Sure it was, or at least autonomy from east demands while under ALPA. But when you wanted to create USAPA you argued against ALPA's argument to not declare SCS...and completely reversing your argument now. Dang, there is hypocrisy thingy again!

The West Class has adamantly refused to participate in negotiations.
Ummmm...that would be the four wolves and two lambs negotiating what is for dinner?

The West Class has adamantly argued there is NO ONE that can legally represent them and act as a negotiator on their behalf.
Negotiate? with a group that has proven themselves untrustworthy?

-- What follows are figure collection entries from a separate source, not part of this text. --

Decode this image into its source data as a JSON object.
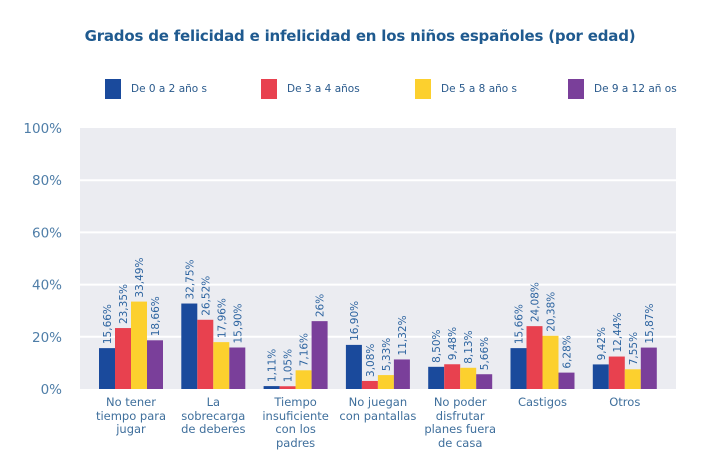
{
  "chart_data": {
    "type": "bar",
    "title": "Grados de felicidad e infelicidad en los niños españoles (por edad)",
    "xlabel": "",
    "ylabel": "",
    "ylim": [
      0,
      100
    ],
    "yticks": [
      "0%",
      "20%",
      "40%",
      "60%",
      "80%",
      "100%"
    ],
    "ytick_values": [
      0,
      20,
      40,
      60,
      80,
      100
    ],
    "grid": true,
    "legend_position": "top",
    "categories": [
      "No tener\ntiempo para\njugar",
      "La\nsobrecarga\nde deberes",
      "Tiempo\ninsuficiente\ncon los\npadres",
      "No juegan\ncon pantallas",
      "No poder\ndisfrutar\nplanes fuera\nde casa",
      "Castigos",
      "Otros"
    ],
    "series": [
      {
        "name": "De 0 a 2 año s",
        "color": "#1a4a9c",
        "values": [
          15.66,
          32.75,
          1.11,
          16.9,
          8.5,
          15.66,
          9.42
        ],
        "labels": [
          "15,66%",
          "32,75%",
          "1,11%",
          "16,90%",
          "8,50%",
          "15,66%",
          "9,42%"
        ]
      },
      {
        "name": "De 3 a 4 años",
        "color": "#e8414f",
        "values": [
          23.35,
          26.52,
          1.05,
          3.08,
          9.48,
          24.08,
          12.44
        ],
        "labels": [
          "23,35%",
          "26,52%",
          "1,05%",
          "3,08%",
          "9,48%",
          "24,08%",
          "12,44%"
        ]
      },
      {
        "name": "De 5 a 8 año s",
        "color": "#fcd02e",
        "values": [
          33.49,
          17.96,
          7.16,
          5.33,
          8.13,
          20.38,
          7.55
        ],
        "labels": [
          "33,49%",
          "17,96%",
          "7,16%",
          "5,33%",
          "8,13%",
          "20,38%",
          "7,55%"
        ]
      },
      {
        "name": "De 9 a 12 añ os",
        "color": "#7a3f9a",
        "values": [
          18.66,
          15.9,
          26,
          11.32,
          5.66,
          6.28,
          15.87
        ],
        "labels": [
          "18,66%",
          "15,90%",
          "26%",
          "11,32%",
          "5,66%",
          "6,28%",
          "15,87%"
        ]
      }
    ]
  },
  "colors": {
    "title": "#1f5a8f",
    "plot_background": "#ebecf1",
    "gridline": "#ffffff"
  }
}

The West Class has adamantly argued that MB cannot be employed in their dispute.   Judge Silver said the West Class is right.
First choice would have been a favorable outcome regarding DFR. Without a SLI to compare with the Nic, we're left with arbitration in front of a panel of neutrals. Why does our representing ourselves and arguing before a panel of neutrals that has you so threatened...you know, if the Nic is dead?
 
Do you not find it ironic, given APA merger history, that they are presumed to have the capacity to oversee a fair process? What union was the sole reason for McCaskill-Bond in the first place?
Like I asked earlier...what DFR did APA owe TWA pilots prior to them becoming the CBA for those pilots?
 
 
BTW, there is no DFR liability if it goes to arbitration. The questions are, what will the committee look like that represents the LCC pilots and how many committees will participate if APA is in charge?
Where do you get this stuff, KV? DFR is "Duty to Fairly Represent", precisely what the Merger Committee is doing before the panel of arbitrators...representing their pilots. Maybe you're confusing that with "seeking to escape liability"...like what USAPA would like to do by immediately riding off into the sunset after failing their DFR to west pilots and leave APA (or perhaps no one?) holding the bag. Damn, there's that hypocrisy thingy again!

Gotta sign-off...red-eye into CLT and all.
 
Hat tip to EndOfAlpa..
 
http://www.unbiasedfacts.org/Frontier-Republic-PilotSeniorityIntegrationArbitrationAward.pdf
 
RAH, ALPA, and perhaps some of the other Parties, continue to dispute whether,
or to what extent, the terms and conditions of the ALPA/Midwest CBA retain vitality, and upon
whom that particular Agreement is binding and enforceable. However, as noted supra, the
contested legal, contractual and administrative issues in that particular dispute are beyond the
proper reach of the jurisdiction and authority granted me under the terms of the DRA that
governs this seniority list integration proceeding.
 
electricjet98 said:
Like I asked earlier...what DFR did APA owe TWA pilots prior to them becoming the CBA for those pilots?
 
 
 
DFR has noting to do with the MB statute.